Health Canada’s announcement occurs less than one month after the US Food and Drug Administration (FDA) confirmed the safety and efficacy of ADDERALL XR by expanding the pediatric and adult indication to include the treatment of adolescents aged 13 to 17 with ADHD. ADDERALL XR is currently the most commonly prescribed brand of ADHD medication in the United States.
“The return of this medication provides Canadian health care professionals with an effective treatment option for patients who suffer from the symptoms of ADHD,” stated Joseph Biederman, M.D., Harvard Medical School, Boston, Massachusetts. “Amphetamines have been used medically for almost 70 years. If untreated, the symptoms of ADHD often continue past childhood into adolescence and adulthood, where they can significantly impact an individual's family, academic performance, job and overall quality of life.”
The NDC recommendation for the reinstatement of ADDERALL XR in Canada, supported by both Health Canada and Shire, includes revisions to the product monograph and patient leaflet that Shire previously proposed in November 2004 to make it consistent with the US package insert. A product monograph is the Canadian equivalent of a US package insert required by the FDA.

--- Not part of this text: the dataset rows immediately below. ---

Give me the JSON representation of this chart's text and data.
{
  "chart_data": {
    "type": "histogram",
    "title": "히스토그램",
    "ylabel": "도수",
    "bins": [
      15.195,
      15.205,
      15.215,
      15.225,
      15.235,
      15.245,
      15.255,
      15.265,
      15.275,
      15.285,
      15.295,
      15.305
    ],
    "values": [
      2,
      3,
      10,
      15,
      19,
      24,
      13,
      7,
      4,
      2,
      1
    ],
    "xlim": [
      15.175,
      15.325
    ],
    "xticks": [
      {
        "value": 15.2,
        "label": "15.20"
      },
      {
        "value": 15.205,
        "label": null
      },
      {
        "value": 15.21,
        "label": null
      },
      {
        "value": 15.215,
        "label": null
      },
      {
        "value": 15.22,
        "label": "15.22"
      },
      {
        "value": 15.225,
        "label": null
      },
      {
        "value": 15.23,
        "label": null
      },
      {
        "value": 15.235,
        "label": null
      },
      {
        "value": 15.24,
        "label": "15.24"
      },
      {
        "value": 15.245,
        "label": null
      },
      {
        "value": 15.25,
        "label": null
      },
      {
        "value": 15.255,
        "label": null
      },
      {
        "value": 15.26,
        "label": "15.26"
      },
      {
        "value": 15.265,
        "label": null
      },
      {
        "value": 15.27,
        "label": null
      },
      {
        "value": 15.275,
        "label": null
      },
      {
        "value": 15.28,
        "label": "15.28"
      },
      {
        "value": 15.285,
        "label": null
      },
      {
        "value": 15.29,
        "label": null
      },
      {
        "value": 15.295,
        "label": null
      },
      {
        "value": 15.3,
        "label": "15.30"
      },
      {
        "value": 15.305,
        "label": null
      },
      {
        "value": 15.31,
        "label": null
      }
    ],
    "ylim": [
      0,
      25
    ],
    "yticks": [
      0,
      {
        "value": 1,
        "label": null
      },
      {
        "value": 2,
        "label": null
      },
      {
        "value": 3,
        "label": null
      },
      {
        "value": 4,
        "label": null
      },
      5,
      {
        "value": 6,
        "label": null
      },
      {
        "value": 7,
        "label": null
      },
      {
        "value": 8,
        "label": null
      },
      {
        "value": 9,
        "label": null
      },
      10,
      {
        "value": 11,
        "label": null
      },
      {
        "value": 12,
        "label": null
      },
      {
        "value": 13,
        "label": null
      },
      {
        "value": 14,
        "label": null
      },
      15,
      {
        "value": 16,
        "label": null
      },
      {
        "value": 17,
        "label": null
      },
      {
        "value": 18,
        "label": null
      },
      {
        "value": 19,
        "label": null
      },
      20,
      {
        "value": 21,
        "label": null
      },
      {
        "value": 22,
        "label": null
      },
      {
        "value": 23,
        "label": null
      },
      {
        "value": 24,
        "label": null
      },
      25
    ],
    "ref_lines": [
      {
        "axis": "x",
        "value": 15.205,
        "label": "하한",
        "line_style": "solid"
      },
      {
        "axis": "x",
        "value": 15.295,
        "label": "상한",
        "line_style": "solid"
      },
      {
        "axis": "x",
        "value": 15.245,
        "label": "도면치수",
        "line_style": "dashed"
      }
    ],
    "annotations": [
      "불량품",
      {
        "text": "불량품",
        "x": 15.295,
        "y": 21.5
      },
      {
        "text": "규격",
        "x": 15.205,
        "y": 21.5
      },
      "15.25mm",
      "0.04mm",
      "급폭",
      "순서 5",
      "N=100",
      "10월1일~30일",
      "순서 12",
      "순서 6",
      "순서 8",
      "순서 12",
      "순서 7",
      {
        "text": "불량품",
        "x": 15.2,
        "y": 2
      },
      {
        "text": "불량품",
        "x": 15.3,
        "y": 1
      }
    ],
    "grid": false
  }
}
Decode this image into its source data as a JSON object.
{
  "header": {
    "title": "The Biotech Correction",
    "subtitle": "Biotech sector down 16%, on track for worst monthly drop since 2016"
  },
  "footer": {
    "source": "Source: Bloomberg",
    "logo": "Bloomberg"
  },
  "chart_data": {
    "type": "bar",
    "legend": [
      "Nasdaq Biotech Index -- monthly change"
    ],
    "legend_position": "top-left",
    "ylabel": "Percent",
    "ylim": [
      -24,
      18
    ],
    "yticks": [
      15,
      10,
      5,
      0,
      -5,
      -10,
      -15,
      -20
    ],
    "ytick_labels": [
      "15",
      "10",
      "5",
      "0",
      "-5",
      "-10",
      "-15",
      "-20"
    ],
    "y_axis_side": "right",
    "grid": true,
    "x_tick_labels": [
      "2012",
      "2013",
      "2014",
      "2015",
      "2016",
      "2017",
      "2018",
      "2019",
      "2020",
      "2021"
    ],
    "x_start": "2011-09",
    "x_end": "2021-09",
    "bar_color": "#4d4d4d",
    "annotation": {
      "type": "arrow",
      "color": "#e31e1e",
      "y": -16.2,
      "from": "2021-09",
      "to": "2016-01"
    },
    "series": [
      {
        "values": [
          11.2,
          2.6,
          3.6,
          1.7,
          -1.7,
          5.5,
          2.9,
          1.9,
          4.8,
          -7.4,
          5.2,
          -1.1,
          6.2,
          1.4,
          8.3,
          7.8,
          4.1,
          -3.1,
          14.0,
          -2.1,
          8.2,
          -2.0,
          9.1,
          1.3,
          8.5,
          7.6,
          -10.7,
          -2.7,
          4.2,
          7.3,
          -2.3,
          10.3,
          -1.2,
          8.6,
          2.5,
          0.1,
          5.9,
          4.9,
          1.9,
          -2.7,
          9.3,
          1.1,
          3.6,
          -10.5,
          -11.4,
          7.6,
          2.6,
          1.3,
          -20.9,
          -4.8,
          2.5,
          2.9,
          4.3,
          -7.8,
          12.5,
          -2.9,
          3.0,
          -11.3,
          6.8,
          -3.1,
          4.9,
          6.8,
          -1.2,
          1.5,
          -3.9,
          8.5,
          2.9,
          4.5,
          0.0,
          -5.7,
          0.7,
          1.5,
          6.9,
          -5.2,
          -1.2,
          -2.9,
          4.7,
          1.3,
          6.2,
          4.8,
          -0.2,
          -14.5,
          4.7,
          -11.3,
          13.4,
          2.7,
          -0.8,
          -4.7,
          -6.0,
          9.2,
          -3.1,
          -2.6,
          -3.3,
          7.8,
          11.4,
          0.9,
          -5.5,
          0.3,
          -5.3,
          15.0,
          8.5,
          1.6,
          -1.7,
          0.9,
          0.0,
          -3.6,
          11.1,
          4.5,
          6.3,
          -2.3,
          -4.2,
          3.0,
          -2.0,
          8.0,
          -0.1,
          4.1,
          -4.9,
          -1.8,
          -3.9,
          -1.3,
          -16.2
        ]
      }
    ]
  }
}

Health Canada approved ADDERALL XR in January 2004 but suspended marketing authorization in February 2005 because of concerns about the drug’s safety. Following this action, the US FDA posted a statement on its Web site confirming that “FDA does not feel that any immediate changes are warranted in the FDA labelling or approved use of this drug based upon its preliminary understanding of Health Canada's analyses of adverse event reports and FDA's own knowledge and assessment of the reports received by the agency.”
Since 1996, over 43 million prescriptions have been written for branded Adderall or Adderall XR.
ADHD affects approximately 3 to 7 percent of all school-age children and is considered the most commonly diagnosed psychiatric disorder in children and adolescents. ADHD can have a profound effect on a child’s quality of life and can be serious enough to interfere beyond academics, leading to problems maintaining friendships, difficulties focusing on sports or other after-school activities, and challenges in relating well with other family members.
Untreated ADHD has long-term adverse effects on academic performance, vocational success and social-emotional development. Evidence also suggests that many with untreated ADHD may be at risk for other problems, such as drug abuse, anti-social behavior and poor self-esteem. As they age, up to 65 percent of adolescents with ADHD may still exhibit symptoms into adulthood.